Concerns: Patricia’s greatest concern is to make sure she is sending her child to the college that will offer him the best opportunity. She’s nervous at the whole process as higher education is something entirely foreign to her.


Guidance Counselors

Perhaps the only “power user” out of the personas, I see the guidance counselor as someone who routinely searches and explores college websites.

Fictional Name: Robert Johnson
Age: 54
Gender: Male
Location: Urban
Marital Status: Married
Children: Yes, 3
Income: $63,000
Education: Masters

Profession: Guidance Counselor

Goals and tasks: Robert is tasked with finding programs that his high school students might be interested. He is also responsible for assisting students with college applications and obtaining financial aid.

Concerns: Robert is concerned with the ease and speed of finding the sort of information he needs. He has been frustrated in the past where college websites have been difficult to navigate.

Concepts & Sketches

The page is laid out with the idea of a scrolling page. When a user clicks on one of the navigation buttons, they are automatically taken to the desired section of the page.

Student work is heavily shown in this concept. It is used throughout the web page design as well as having its own dedicated section on the page as well.

At the bottom of the page exists a contact form.

Perhaps a more simplified version of the previous concept, this web page has six boxes. When a user clicks on a box, the box’s content is “opened” revealing it’s content. The rest of the boxes are “pushed” out of the way to make room for the activated content. Once opened, the user can either click on a sub header at the top of the box, or at the bottom of the box to collapse it.



This wireframe illustrates a concept for the page a user would see. At the top, there is a header style image. It helps to create the sort of environment the student would find themselves in. I describe as “students at work”.

Below that we see six button like images that allow the user to select different parts of the page. I envision that once the user selects a destination, the page would scroll to that destination.

Below the navigation is another “students at work” type image.

The next section illustrates highlights of the graphic design program. Very high level and is only meant to give the user a quick reference as to what the program is about.

Note: the top header image and navigation are persistent throughout the page, meaning they “stick” to the top.

Degree Overview: The information for each section under the navigation operate mostly the same way throughout the page. By doing this, the user can become familiar with how the page is laid out.

Curriculum: Similar layout to the Degree Overview.

Admission & Tuition: Similar layout to the Degree Overview.

Benefits: Similar layout to the Degree Overview.

Student Work: Here student work is showcased. Each image is contained within a grid. When a user click the image, it opens in a light box, allowing for detailed viewing.

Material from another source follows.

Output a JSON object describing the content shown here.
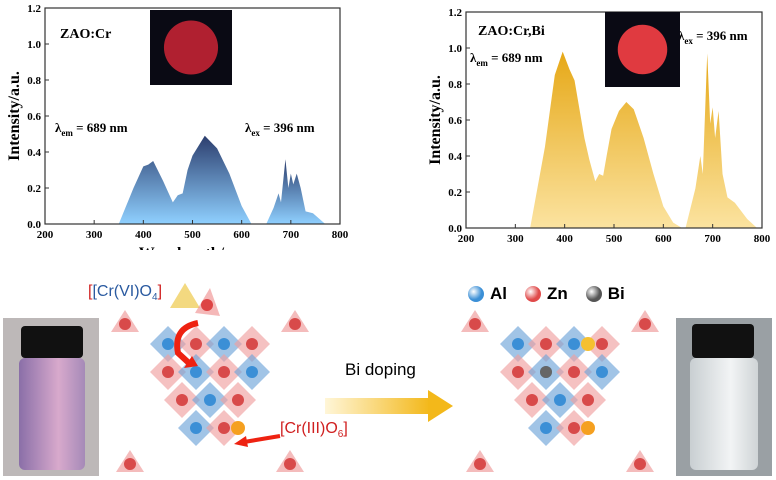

Find out more today!: At the bottom of the page is a summary of the program and why it’s a good fit for a perspective graphic design student. There is a contact form the user can fill out to learn more about the program.



I decided to revamp the navigation system for the website. The image blocks in my comp version just wasn’t working. I decided to go with a simplified navigation bar, typical of most site.

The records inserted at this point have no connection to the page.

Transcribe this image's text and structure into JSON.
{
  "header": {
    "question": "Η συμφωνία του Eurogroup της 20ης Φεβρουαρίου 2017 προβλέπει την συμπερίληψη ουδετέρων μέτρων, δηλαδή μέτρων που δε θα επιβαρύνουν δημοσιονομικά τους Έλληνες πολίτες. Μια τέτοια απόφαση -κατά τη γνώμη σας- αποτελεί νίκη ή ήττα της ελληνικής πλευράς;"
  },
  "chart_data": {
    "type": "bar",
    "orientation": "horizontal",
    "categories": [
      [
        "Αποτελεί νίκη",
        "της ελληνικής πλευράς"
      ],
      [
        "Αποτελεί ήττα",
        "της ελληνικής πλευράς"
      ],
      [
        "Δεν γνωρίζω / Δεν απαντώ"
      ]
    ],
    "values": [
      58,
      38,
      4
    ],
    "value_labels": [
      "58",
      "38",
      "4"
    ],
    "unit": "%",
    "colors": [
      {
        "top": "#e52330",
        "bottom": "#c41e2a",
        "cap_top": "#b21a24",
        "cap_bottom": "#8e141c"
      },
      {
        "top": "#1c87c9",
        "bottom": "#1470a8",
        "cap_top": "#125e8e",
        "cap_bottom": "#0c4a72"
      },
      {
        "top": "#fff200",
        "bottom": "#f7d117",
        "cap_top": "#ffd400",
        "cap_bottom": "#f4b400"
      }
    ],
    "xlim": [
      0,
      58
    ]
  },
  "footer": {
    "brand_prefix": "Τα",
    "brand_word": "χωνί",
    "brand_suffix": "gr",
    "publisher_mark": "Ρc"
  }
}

For the image to the right, this is the initial state of the design. When a user comes to the site, they are able to either click on the navigation bar, or on the banners in the middle. When they do so, that section of the website expands.


Here is an example of the Degree Overview section expanded.

Here the page has been expanded fully showing the website. As the user scrolls down the page, they will see the different classes and other information with purple bars. Once clicked, these purple bars extend downwards, revealing information about that class or topic.